Wednesday, January 17, 2007

On second thought, I will post.

I was late to class today (shouldn't have come to school at all). Knowing that it would be stupid to stop in to June's class for 15 minutes, I decided to visit Maureen and pick up my assignments from last semester.

Proud of my magazine design, I decided to show it off to Josie, who had expressed interest last semester. She was especially curious to see what I was able to put together after all of the computer hassels I encountered (or brought on myself...opinions vary depending on who you talk to).

This all went down in the work room, where, due to the format of our midday class, people were strolling in and out of quite frequently. One classmate came in and saw that I had my magazine sitting there. She asked if I had picked it up today, which I told her that I had. Her curiosity took over, and she asked if she could see it. Proudly, I said yes and handed it over. I can't remember how the conversation went exactly, but she commented about how I had extra time to finish it. I defended myself saying that my computer fucked up and that it wasn't my fault. She countered with (and I don't quote here, but paraphrase) "Well, we were told at the beginning that we were responsible for backing up our work and that computer problems weren't going to be accepted as excuses."

I was stunned. I knew that I had fucked up with the computer thing. I had worked for 12 hours that day, and shut off the computer forgetting to back up. It was a freak thing. I was tired. It was nearly 1 am. And I forgot. I'm an honest and hardworking person, and I made sure that when I was granted an extension, I didn't work on the project any longer that I would have if I had worked all weekend on it.

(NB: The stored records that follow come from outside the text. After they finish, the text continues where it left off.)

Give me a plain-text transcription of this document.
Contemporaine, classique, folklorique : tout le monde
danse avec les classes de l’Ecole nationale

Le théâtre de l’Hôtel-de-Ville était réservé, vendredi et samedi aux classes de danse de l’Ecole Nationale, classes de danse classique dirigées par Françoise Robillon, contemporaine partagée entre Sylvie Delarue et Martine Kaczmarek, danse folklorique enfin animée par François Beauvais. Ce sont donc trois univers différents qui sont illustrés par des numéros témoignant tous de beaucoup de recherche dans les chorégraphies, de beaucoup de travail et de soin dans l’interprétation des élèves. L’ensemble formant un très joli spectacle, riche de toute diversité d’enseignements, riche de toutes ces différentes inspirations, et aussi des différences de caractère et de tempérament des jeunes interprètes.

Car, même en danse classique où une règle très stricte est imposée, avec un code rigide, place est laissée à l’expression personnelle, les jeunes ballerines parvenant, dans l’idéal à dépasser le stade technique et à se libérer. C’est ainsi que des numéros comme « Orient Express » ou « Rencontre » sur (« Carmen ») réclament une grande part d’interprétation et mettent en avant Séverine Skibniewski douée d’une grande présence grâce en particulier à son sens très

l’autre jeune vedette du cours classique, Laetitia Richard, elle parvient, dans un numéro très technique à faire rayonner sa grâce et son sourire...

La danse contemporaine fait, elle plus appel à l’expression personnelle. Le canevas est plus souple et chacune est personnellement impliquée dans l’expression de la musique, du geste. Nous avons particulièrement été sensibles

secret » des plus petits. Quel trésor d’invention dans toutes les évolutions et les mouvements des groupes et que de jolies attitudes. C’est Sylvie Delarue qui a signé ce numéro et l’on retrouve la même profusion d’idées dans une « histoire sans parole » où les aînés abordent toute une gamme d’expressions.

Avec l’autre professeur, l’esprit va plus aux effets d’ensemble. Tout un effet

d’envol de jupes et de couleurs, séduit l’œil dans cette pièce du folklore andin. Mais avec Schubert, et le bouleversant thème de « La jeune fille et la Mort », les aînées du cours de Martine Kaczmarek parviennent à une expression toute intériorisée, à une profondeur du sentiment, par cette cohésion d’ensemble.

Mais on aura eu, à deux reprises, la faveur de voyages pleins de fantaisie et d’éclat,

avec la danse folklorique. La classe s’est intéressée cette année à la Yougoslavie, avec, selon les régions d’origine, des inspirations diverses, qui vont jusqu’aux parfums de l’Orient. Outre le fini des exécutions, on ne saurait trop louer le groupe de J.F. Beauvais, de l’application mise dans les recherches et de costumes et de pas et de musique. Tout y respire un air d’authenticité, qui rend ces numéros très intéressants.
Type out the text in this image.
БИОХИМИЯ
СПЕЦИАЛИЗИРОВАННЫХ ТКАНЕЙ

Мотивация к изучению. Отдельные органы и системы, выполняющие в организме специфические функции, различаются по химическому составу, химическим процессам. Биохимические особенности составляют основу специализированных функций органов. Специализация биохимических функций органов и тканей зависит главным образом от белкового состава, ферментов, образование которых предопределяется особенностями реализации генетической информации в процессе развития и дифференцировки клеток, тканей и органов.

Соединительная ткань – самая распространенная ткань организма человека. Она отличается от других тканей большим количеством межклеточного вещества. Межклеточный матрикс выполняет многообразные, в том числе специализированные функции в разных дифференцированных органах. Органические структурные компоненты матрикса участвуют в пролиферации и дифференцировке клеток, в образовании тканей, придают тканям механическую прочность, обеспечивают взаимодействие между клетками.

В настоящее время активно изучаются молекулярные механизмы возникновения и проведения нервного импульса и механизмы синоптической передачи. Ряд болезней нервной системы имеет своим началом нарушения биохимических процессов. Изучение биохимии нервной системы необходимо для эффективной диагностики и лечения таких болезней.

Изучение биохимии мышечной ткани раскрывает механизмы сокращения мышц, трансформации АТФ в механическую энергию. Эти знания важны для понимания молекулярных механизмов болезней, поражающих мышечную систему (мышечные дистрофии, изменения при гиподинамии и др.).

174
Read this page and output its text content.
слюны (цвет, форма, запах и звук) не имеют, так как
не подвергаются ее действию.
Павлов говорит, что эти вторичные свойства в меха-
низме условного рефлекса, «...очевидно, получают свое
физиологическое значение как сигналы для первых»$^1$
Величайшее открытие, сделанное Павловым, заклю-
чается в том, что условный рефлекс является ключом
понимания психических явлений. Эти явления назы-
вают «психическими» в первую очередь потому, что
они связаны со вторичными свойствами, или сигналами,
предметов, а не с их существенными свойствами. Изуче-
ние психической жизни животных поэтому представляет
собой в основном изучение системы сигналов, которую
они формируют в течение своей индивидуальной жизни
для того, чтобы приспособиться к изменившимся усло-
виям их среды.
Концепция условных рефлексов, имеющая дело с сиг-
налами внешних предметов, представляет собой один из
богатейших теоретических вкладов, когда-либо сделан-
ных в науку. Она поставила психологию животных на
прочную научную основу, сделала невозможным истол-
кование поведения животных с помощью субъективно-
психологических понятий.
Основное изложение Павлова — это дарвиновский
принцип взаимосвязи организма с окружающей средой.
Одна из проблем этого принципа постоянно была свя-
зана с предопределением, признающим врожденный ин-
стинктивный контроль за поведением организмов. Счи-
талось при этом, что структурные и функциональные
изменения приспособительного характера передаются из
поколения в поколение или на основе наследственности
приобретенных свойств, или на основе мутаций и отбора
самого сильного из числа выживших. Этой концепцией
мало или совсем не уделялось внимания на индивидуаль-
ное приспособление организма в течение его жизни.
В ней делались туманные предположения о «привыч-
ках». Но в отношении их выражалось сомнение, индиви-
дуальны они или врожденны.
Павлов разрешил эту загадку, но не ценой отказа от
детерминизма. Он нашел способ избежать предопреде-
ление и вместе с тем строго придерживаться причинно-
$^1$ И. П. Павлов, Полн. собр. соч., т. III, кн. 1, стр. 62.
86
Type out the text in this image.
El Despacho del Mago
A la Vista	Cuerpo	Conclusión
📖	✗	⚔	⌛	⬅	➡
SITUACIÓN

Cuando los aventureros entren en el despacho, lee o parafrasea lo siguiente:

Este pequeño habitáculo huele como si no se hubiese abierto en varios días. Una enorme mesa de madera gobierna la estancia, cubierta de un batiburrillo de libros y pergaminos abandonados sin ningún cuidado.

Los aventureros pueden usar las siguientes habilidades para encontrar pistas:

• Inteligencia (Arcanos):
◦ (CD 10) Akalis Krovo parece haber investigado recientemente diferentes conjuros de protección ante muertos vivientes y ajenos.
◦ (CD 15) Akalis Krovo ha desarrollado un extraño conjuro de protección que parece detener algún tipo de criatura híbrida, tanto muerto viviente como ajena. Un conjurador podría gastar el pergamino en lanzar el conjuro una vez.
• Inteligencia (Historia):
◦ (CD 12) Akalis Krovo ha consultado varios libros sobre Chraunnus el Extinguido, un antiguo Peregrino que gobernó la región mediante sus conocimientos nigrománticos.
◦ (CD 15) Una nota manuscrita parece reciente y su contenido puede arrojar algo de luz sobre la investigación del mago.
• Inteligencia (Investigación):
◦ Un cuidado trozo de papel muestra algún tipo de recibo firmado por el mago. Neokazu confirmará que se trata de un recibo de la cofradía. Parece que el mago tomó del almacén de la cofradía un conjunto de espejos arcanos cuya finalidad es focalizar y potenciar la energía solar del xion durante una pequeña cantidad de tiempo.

The nastiness of the comment stung me. And although I am a very forgiving person, I'm not sure if I can ever forgive this moment. If the situation were reversed, I wouldn't be this way to this classmate. I know that she, like me, has a very solid work ethic, and that any missed deadline would not be the result of laziness or procrastination. It would be an honest and freaky mistake. I would have thought that she would think the same of my situation, but apparently not.

I think that I learned my biggest lesson on professionalism this semester: sometimes professionalism can get in the way of friendships, logic, and decency.

Now I have to ask, and please be honest: Did it bother any of you that I got to hand in my magazine a few days later than everyone else?